Facebook's Poor Stock Performance May Hurt California State Budget

Facebook's Limp Stock Could Leave One State Strapped For Cash

Facebook's underwhelming stock performance could end up spelling trouble for the state of California.

The state was slated to net more than a billion dollars in tax revenue once the Menlo Park-based company went public, according to a recent report in the Los Angeles Times. But Facebook's stock hasn't done as well as people hoped, and the cash shortfall for California may instead end up in the hundreds of millions, according to an analyst quoted in the LA Times.

Nothing is set in stone yet, but if California does lose out as a result of Facebook's stock fizzle, Golden State residents won't be the only ones hurt by the stock plunge.
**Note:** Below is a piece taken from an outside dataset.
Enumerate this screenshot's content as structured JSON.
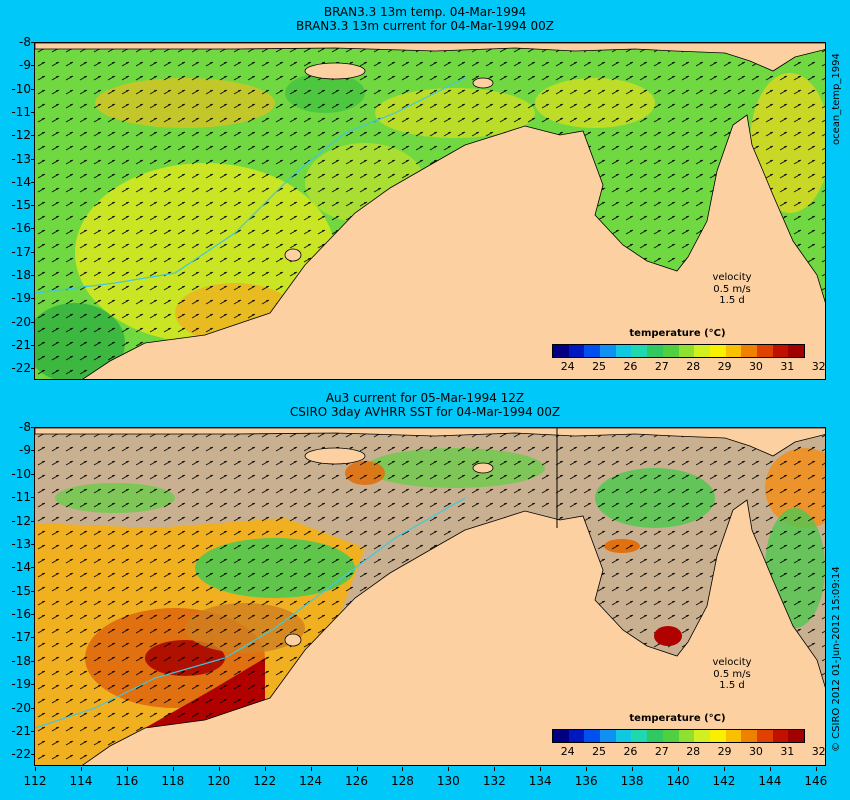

Any number of small investors have lost hundreds or thousands of dollars since Facebook went public -- even as Morgan Stanley and the deal's other underwriters have made a tidy profit off the foundering stock.

A group of shareholders have filed suit against Facebook and its underwriters, claiming the company had troubling information in hand prior to its IPO -- projections showing that Facebook's revenue is likely to fall in the coming months -- and that Facebook made this knowledge available to certain Wall Street insiders, but not to the general public.

Meanwhile, for California, it's a bad time to come up short a few hundred million. The state is running a budget deficit of about $15.7 billion, according to the LA Times, and the effects are being felt everywhere from public schools to the court system to the farmworker communities where people live in desperate poverty.